A particularly interesting find was a gold pendant bearing the image of the Egyptian goddess Hathor who presided over motherhood and the protection of the dead. The Greeks during later periods drew parallels between Hathor and Aphrodite but it is not entirely clear what she meant to the Mycenaean Greeks during the Bronze Age. In any case, the artifact hints at trade links between the Mycenaeans and Egyptians at the time of the burials, which are believed to be about 3,500 years old.

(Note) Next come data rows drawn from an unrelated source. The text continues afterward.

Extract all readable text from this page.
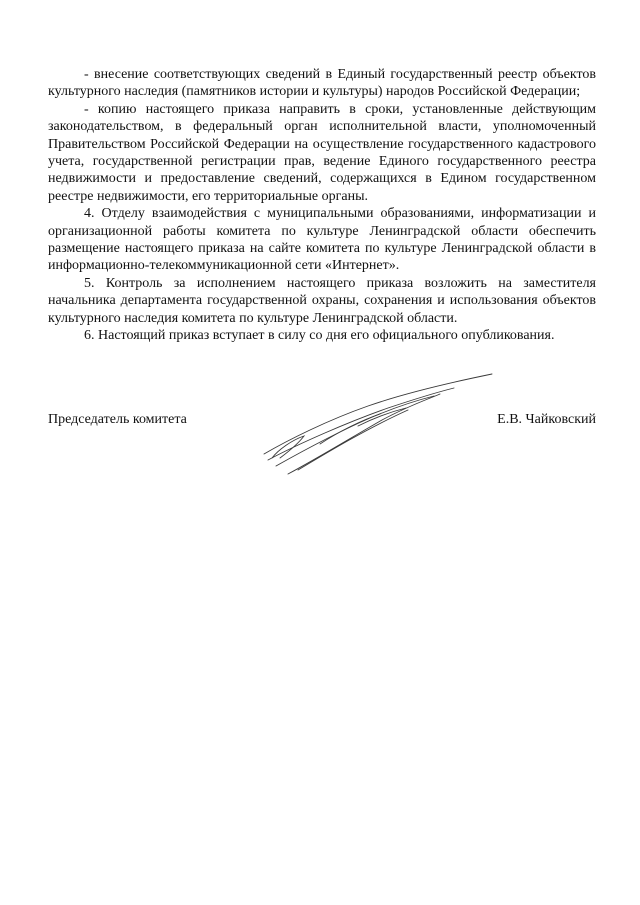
- внесение соответствующих сведений в Единый государственный реестр объектов культурного наследия (памятников истории и культуры) народов Российской Федерации;

- копию настоящего приказа направить в сроки, установленные действующим законодательством, в федеральный орган исполнительной власти, уполномоченный Правительством Российской Федерации на осуществление государственного кадастрового учета, государственной регистрации прав, ведение Единого государственного реестра недвижимости и предоставление сведений, содержащихся в Едином государственном реестре недвижимости, его территориальные органы.

4. Отделу взаимодействия с муниципальными образованиями, информатизации и организационной работы комитета по культуре Ленинградской области обеспечить размещение настоящего приказа на сайте комитета по культуре Ленинградской области в информационно-телекоммуникационной сети «Интернет».

5. Контроль за исполнением настоящего приказа возложить на заместителя начальника департамента государственной охраны, сохранения и использования объектов культурного наследия комитета по культуре Ленинградской области.

6. Настоящий приказ вступает в силу со дня его официального опубликования.

Председатель комитета	Е.В. Чайковский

Gold Mining in Mycenaean Greece
As pointed out in an academic paper authored by M. Vavelidis and S. Andreou, “Numerous objects of gold displaying an impressive variety of types and manufacturing techniques are known from the Late Bronze Age (LBA) contexts of Mycenaean Greece, but very little is known about the origin and processing of gold during the second millennium BC.”
This raises several questions, namely: where did the Mycenaeans source their gold from? Interestingly, the wider Argolid region in which Mycenae was itself located and where the discoveries were made of numerous stunning golden items, is bereft of gold. If the Bronze Age Greeks did their own mining it was therefore elsewhere in Greece.
According to Vavelidis and Andreou, “Ancient literature and recent research indicate that northern Greece is probably the richest gold-bearing region in Greece, and yet very little evidence exists regarding the exploitation of its deposits and the production as well as use of gold in the area during prehistory.”
Nevertheless, by examining the chemical composition of prehistoric artifacts from two settlements alongside the composition of gold deposits in their nearby regions, it becomes evident that gold was locally sourced in some parts of Greece. This finding also raises the possibility that a portion of the Mycenaean gold may have originated from northern Greece.
Furthermore, the discovery of small stone crucibles, one of which bore visible traces of gold melting, at the archaeological site of Toumba in Thessaloniki, proves that local production of gold items took place very early in ancient Greek history.
Beyond mining, the Mycenaeans may also have obtained gold via trade and war. In some cases, Mycenaean traders may have bought gold for Greek craftsmen to shape into various objects, and in other cases, they would have imported finished items.
The Mycenaeans were well-respected as warriors across the Eastern Mediterranean and sometimes fought in the armies of neighboring civilizations like the Egyptians as mercenaries. The leaders of these Mycenaean mercenary bands may have received gold as payments or gifts in exchange for their martial services.